Ci credevamo, abbiamo fatto tante campagne, alcune le abbiamo vinte altre No. Tanti errori sono stati fatti, in buona fede o no – e li abbiamo pagati. Ma per quanto mi riguarda non mi sono mai pentita. Rifarei tutto. E il pensiero di quei giovani di allora, appassionati, spavaldi e coraggiosi ancora oggi mi riempie il cuore.
Tutto perso? Non credo, anzi parecchio di quelle lotte è rimasto, impegniamoci a renderlo ancora più costruttivo.
I giovani pensano che tutto ciò che hanno trovato sia dovuto e che esista da sempre… Non è così, bisogna dirlo con forza. Dietro ci sta tanto lavoro, tanto impegno, tante lotte politiche, quelle del ’68, degli anni Settanta. Tanta passione. Tanta amarezza. Tanta guerra anche dentro le famiglie. E questa consapevolezza deve essere stimolo per tutti a lottare per raggiungere l’obbiettivo.

Tutti vediamo e sappiamo che il mare è pieno di plastica, l’atmosfera satura di CO2, le falde acquifere ricche di metalli pesanti.

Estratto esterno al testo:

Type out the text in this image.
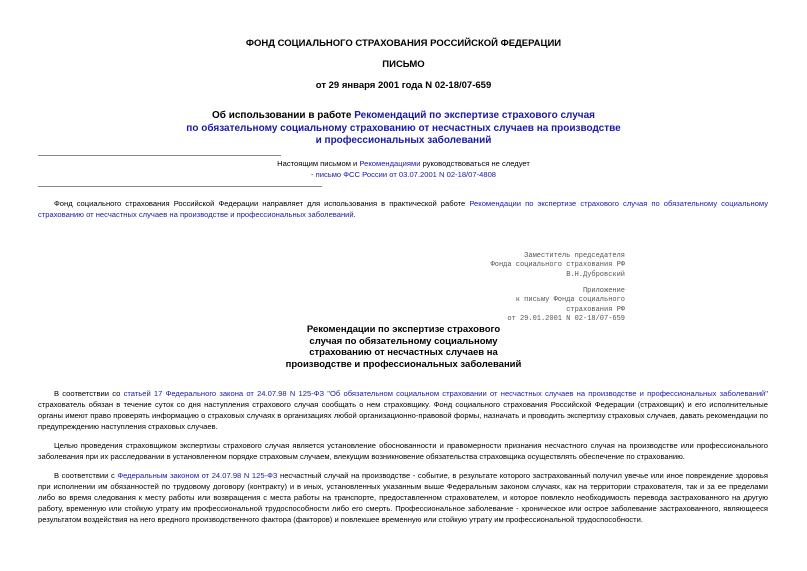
ФОНД СОЦИАЛЬНОГО СТРАХОВАНИЯ РОССИЙСКОЙ ФЕДЕРАЦИИ
ПИСЬМО
от 29 января 2001 года N 02-18/07-659
Об использовании в работе Рекомендаций по экспертизе страхового случая
по обязательному социальному страхованию от несчастных случаев на производстве
и профессиональных заболеваний
Настоящим письмом и Рекомендациями руководствоваться не следует
- письмо ФСС России от 03.07.2001 N 02-18/07-4808
Фонд социального страхования Российской Федерации направляет для использования в практической работе Рекомендации по экспертизе страхового случая по обязательному социальному страхованию от несчастных случаев на производстве и профессиональных заболеваний.
Заместитель председателя
Фонда социального страхования РФ
В.Н.Дубровский
Приложение
к письму Фонда социального
страхования РФ
от 29.01.2001 N 02-18/07-659
Рекомендации по экспертизе страхового
случая по обязательному социальному
страхованию от несчастных случаев на
производстве и профессиональных заболеваний
В соответствии со статьей 17 Федерального закона от 24.07.98 N 125-ФЗ "Об обязательном социальном страховании от несчастных случаев на производстве и профессиональных заболеваний" страхователь обязан в течение суток со дня наступления страхового случая сообщать о нем страховщику. Фонд социального страхования Российской Федерации (страховщик) и его исполнительные органы имеют право проверять информацию о страховых случаях в организациях любой организационно-правовой формы, назначать и проводить экспертизу страховых случаев, давать рекомендации по предупреждению наступления страховых случаев.
Целью проведения страховщиком экспертизы страхового случая является установление обоснованности и правомерности признания несчастного случая на производстве или профессионального заболевания при их расследовании в установленном порядке страховым случаем, влекущим возникновение обязательства страховщика осуществлять обеспечение по страхованию.
В соответствии с Федеральным законом от 24.07.98 N 125-ФЗ несчастный случай на производстве - событие, в результате которого застрахованный получил увечье или иное повреждение здоровья при исполнении им обязанностей по трудовому договору (контракту) и в иных, установленных указанным выше Федеральным законом случаях, как на территории страхователя, так и за ее пределами либо во время следования к месту работы или возвращения с места работы на транспорте, предоставленном страхователем, и которое повлекло необходимость перевода застрахованного на другую работу, временную или стойкую утрату им профессиональной трудоспособности либо его смерть. Профессиональное заболевание - хроническое или острое заболевание застрахованного, являющееся результатом воздействия на него вредного производственного фактора (факторов) и повлекшее временную или стойкую утрату им профессиональной трудоспособности.
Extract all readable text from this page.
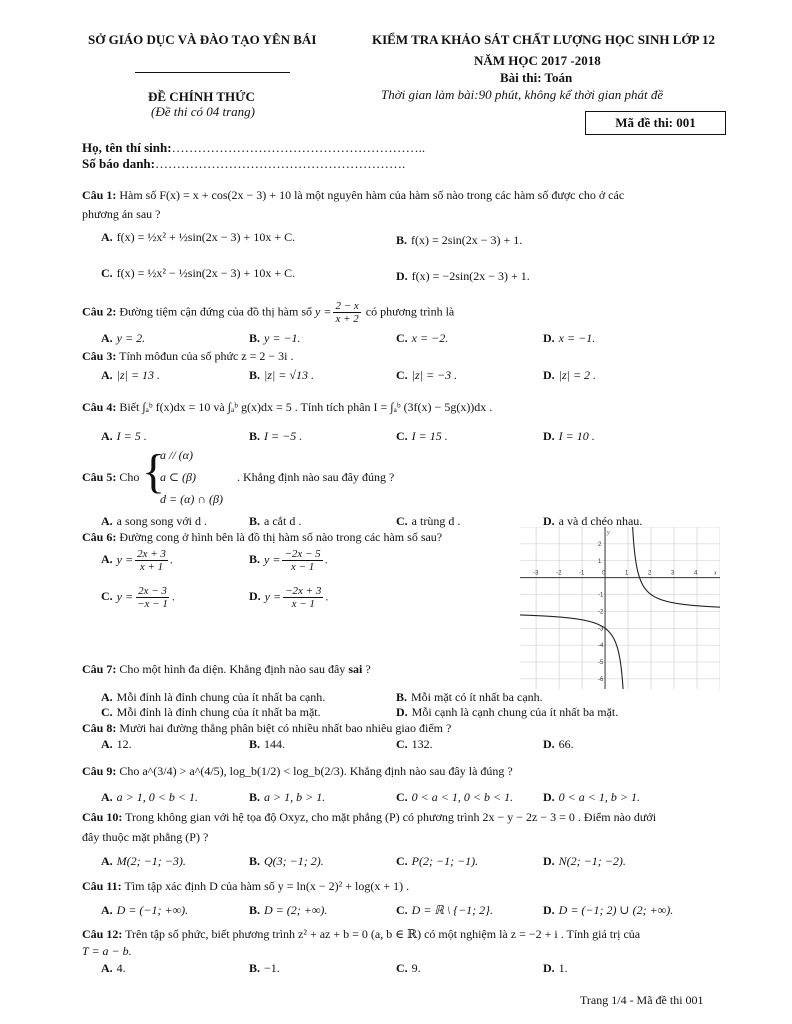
SỞ GIÁO DỤC VÀ ĐÀO TẠO YÊN BÁI	KIỂM TRA KHẢO SÁT CHẤT LƯỢNG HỌC SINH LỚP 12
NĂM HỌC 2017 -2018
Bài thi: Toán
Thời gian làm bài:90 phút, không kể thời gian phát đề
ĐỀ CHÍNH THỨC
(Đề thi có 04 trang)
Mã đề thi: 001
Họ, tên thí sinh:…………………………………………………..
Số báo danh:………………………………………………….
Câu 1: Hàm số F(x) = x + cos(2x − 3) + 10 là một nguyên hàm của hàm số nào trong các hàm số được cho ở các
phương án sau ?
A. f(x) = ½x² + ½sin(2x − 3) + 10x + C.	B. f(x) = 2sin(2x − 3) + 1.
C. f(x) = ½x² − ½sin(2x − 3) + 10x + C.	D. f(x) = −2sin(2x − 3) + 1.
Câu 2: Đường tiệm cận đứng của đồ thị hàm số $y = \frac{2 - x}{x + 2}$ có phương trình là
A. y = 2.	B. y = −1.	C. x = −2.	D. x = −1.
Câu 3: Tính môđun của số phức z = 2 − 3i .
A. |z| = 13 .	B. |z| = √13 .	C. |z| = −3 .	D. |z| = 2 .
Câu 4: Biết ∫ₐᵇ f(x)dx = 10 và ∫ₐᵇ g(x)dx = 5 . Tính tích phân I = ∫ₐᵇ (3f(x) − 5g(x))dx .
A. I = 5 .	B. I = −5 .	C. I = 15 .	D. I = 10 .
Câu 5: Cho {
a // (α)
a ⊂ (β)
d = (α) ∩ (β)
. Khẳng định nào sau đây đúng ?
A. a song song với d .	B. a cắt d .	C. a trùng d .	D. a và d chéo nhau.
Câu 6: Đường cong ở hình bên là đồ thị hàm số nào trong các hàm số sau?
A. $y = \frac{2x + 3}{x + 1}$ .	B. $y = \frac{-2x - 5}{x - 1}$ .
C. $y = \frac{2x - 3}{-x - 1}$ .	D. $y = \frac{-2x + 3}{x - 1}$ .
-3	-2	-1	0	1	2	3	4
2
1
-1
-2
-3
-4
-5
-6
x
y
Câu 7: Cho một hình đa diện. Khẳng định nào sau đây sai ?
A. Mỗi đỉnh là đỉnh chung của ít nhất ba cạnh.	B. Mỗi mặt có ít nhất ba cạnh.
C. Mỗi đỉnh là đỉnh chung của ít nhất ba mặt.	D. Mỗi cạnh là cạnh chung của ít nhất ba mặt.
Câu 8: Mười hai đường thẳng phân biệt có nhiều nhất bao nhiêu giao điểm ?
A. 12.	B. 144.	C. 132.	D. 66.
Câu 9: Cho a^(3/4) > a^(4/5), log_b(1/2) < log_b(2/3). Khẳng định nào sau đây là đúng ?
A. a > 1, 0 < b < 1.	B. a > 1, b > 1.	C. 0 < a < 1, 0 < b < 1. D. 0 < a < 1, b > 1.
Câu 10: Trong không gian với hệ tọa độ Oxyz, cho mặt phẳng (P) có phương trình 2x − y − 2z − 3 = 0 . Điểm nào dưới
đây thuộc mặt phẳng (P) ?
A. M(2; −1; −3).	B. Q(3; −1; 2).	C. P(2; −1; −1).	D. N(2; −1; −2).
Câu 11: Tìm tập xác định D của hàm số y = ln(x − 2)² + log(x + 1) .
A. D = (−1; +∞).	B. D = (2; +∞).	C. D = ℝ \ {−1; 2}.	D. D = (−1; 2) ∪ (2; +∞).
Câu 12: Trên tập số phức, biết phương trình z² + az + b = 0 (a, b ∈ ℝ) có một nghiệm là z = −2 + i . Tính giá trị của
T = a − b.
A. 4.	B. −1.	C. 9.	D. 1.
Trang 1/4 - Mã đề thi 001
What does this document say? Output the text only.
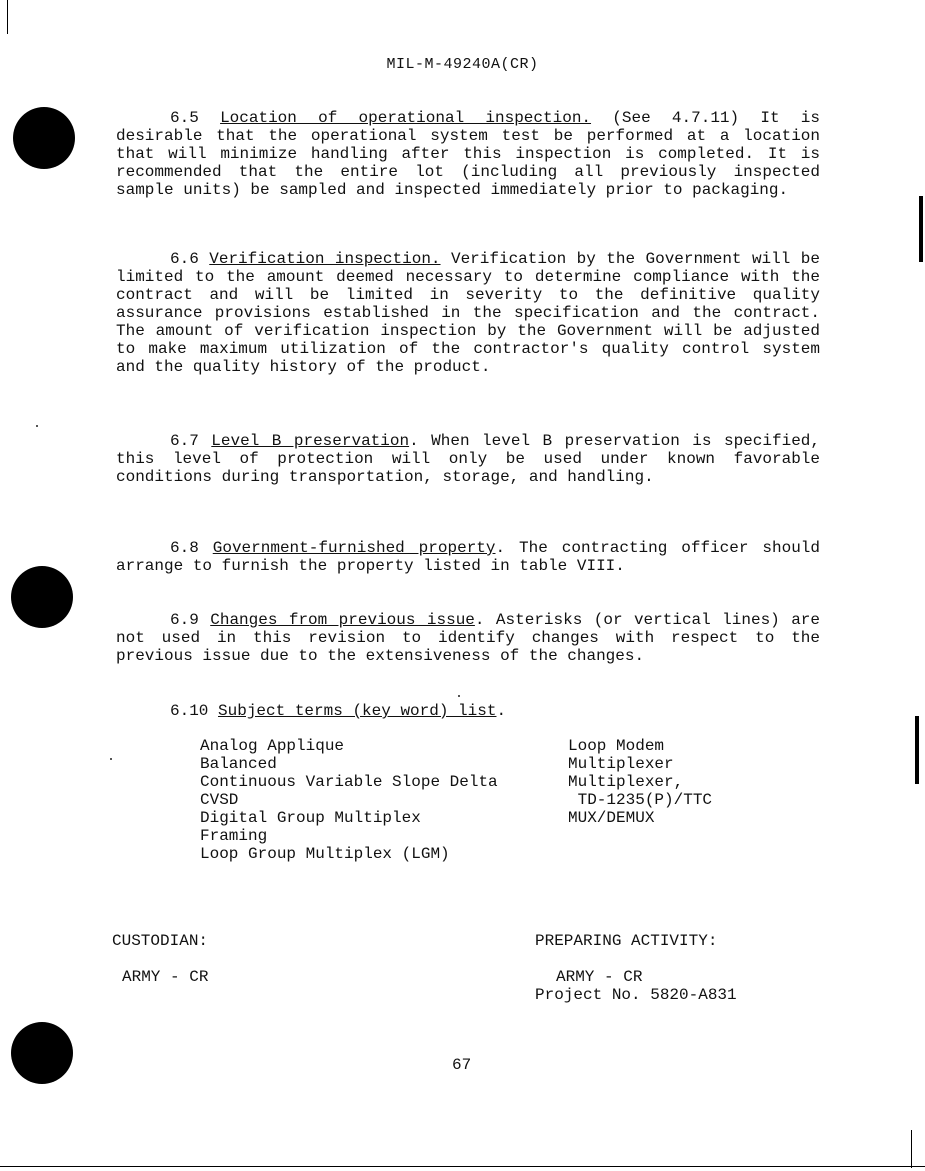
MIL-M-49240A(CR)
6.5 Location of operational inspection. (See 4.7.11) It is desirable that the operational system test be performed at a location that will minimize handling after this inspection is completed. It is recommended that the entire lot (including all previously inspected sample units) be sampled and inspected immediately prior to packaging.
6.6 Verification inspection. Verification by the Government will be limited to the amount deemed necessary to determine compliance with the contract and will be limited in severity to the definitive quality assurance provisions established in the specification and the contract. The amount of verification inspection by the Government will be adjusted to make maximum utilization of the contractor's quality control system and the quality history of the product.
6.7 Level B preservation. When level B preservation is specified, this level of protection will only be used under known favorable conditions during transportation, storage, and handling.
6.8 Government-furnished property. The contracting officer should arrange to furnish the property listed in table VIII.
6.9 Changes from previous issue. Asterisks (or vertical lines) are not used in this revision to identify changes with respect to the previous issue due to the extensiveness of the changes.
6.10 Subject terms (key word) list.
Analog Applique
Balanced
Continuous Variable Slope Delta
CVSD
Digital Group Multiplex
Framing
Loop Group Multiplex (LGM)
Loop Modem
Multiplexer
Multiplexer,
TD-1235(P)/TTC
MUX/DEMUX
CUSTODIAN:
ARMY - CR
PREPARING ACTIVITY:
ARMY - CR
Project No. 5820-A831
67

Vaste zone di territorio in nome e per conto del profitto consegnate alla distruzione certa. Il consumismo e la sovrapproduzione inquinante imperano. Non solo si distrugge l’ambiente circostante, l’intero pianeta, la forbice tra ricchi e poveri si ingrandisce a dismisura. I valori sono scomparsi.
I poveri – sembrerebbe qualcuno abbia deciso – non devono mangiare. Non possono emigrare dai luoghi dove il clima ha già fatto tanti danni. Non hanno diritto di vita. Perché di questo si tratta. Per non parlare dell’inaccettabile impoverimento di valori e soprattutto di diritti.
A chi dare la colpa se non al sistema capitalistico?
In Italia dentro una situazione sociale ed economica per lo meno critica la Sicilia vanta un posto sul podio per le sacche di povertà (i più alti tassi di disoccupazione giovanile in Europa), per l’inquinamento “aggiunto” e del quale si potrebbe fare a meno. Penso alla militarizzazione dell’isola, al MUOS a Niscemi che crea inquinamento da onde magnetiche, allo sfruttamento del territorio con conseguente distruzione dei siti più belli e più caratteristici.

E però bisogna stare attenti nell’affrontare tutte le questioni accennate, perché altrimenti sei catastrofista come la giovane Greta a cui tutti – visto il grande impulso che dà a vecchi e giovani – dobbiamo dire semplicemente GRAZIE!